My Lords, having spent many an hour debating the clause, I think it requires careful consideration. I want to talk about context. First, people have been arrested for praying outside abortion clinics. However wacky we might consider it, that is a free-speech matter. Secondly, as the police do not seem to be able to know what intimidation is—whether outside a Labour MP’s office or on the streets in terms of anti-Semitism—I hope the consultation will be as helpful as possible so that they arrest the right people and do not end up policing easy targets instead.

The noble Baroness invites me to speculate on operational policing. As we discussed many times from this Dispatch Box recently, I cannot and will not do that.
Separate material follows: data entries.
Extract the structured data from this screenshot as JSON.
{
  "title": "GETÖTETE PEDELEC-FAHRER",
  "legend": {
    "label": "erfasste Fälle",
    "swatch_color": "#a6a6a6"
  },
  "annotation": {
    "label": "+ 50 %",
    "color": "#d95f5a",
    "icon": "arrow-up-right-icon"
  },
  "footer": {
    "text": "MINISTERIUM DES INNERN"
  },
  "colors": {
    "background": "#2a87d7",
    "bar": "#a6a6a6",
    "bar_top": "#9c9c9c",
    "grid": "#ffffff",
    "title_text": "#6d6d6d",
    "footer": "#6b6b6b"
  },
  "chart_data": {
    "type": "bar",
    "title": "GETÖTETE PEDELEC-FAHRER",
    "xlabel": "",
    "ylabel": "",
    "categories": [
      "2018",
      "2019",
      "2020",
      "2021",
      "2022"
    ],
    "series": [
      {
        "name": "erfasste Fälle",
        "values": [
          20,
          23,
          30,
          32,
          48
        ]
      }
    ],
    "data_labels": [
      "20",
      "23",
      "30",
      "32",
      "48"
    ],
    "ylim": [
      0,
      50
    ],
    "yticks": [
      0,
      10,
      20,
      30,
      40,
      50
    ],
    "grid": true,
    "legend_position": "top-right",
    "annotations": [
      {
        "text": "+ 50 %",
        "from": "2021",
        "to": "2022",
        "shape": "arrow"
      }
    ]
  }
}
What I can say is that, in my understanding, some of the context around previous arrests is that they are more to do with breach of PSPOs than with the behaviour that she describes. In that case, I think it was repeated breach of a PSPO, so I am not sure that she is completely correct in her assertion, but I take her point.

My Lords, the Minister spoke earlier about the need for the guidance to address an appropriate balance. He spoke a few moments ago about the relevance of freedom of religion and freedom of expression. Was not the whole point of the parliamentary debates earlier this year to specify in legislation where the balance lay? Surely it is therefore time to get on with implementing it.

Again, I have tried to explain the context. I do not think those two things are entirely mutually exclusive. The fact is that some of the language in the law is relatively unusual. Therefore, the consultation is necessary to make sure that people are aware of what it is.

Does the Minister agree that people who wish to pray can do that at home or in church? They do not have to do it outside an abortion clinic. Does he further agree that plenty of people around the world have found solutions to this problem? Why do we not implement the same legislation that other countries have to protect these women?

We have legislation which we are discussing now, and I am not going to go against the will of Parliament and suggest alternative forms of legislation. The noble Lord is quite right: people are perfectly at liberty to pray wherever they wish. Intimidating behaviour, however, crosses the line.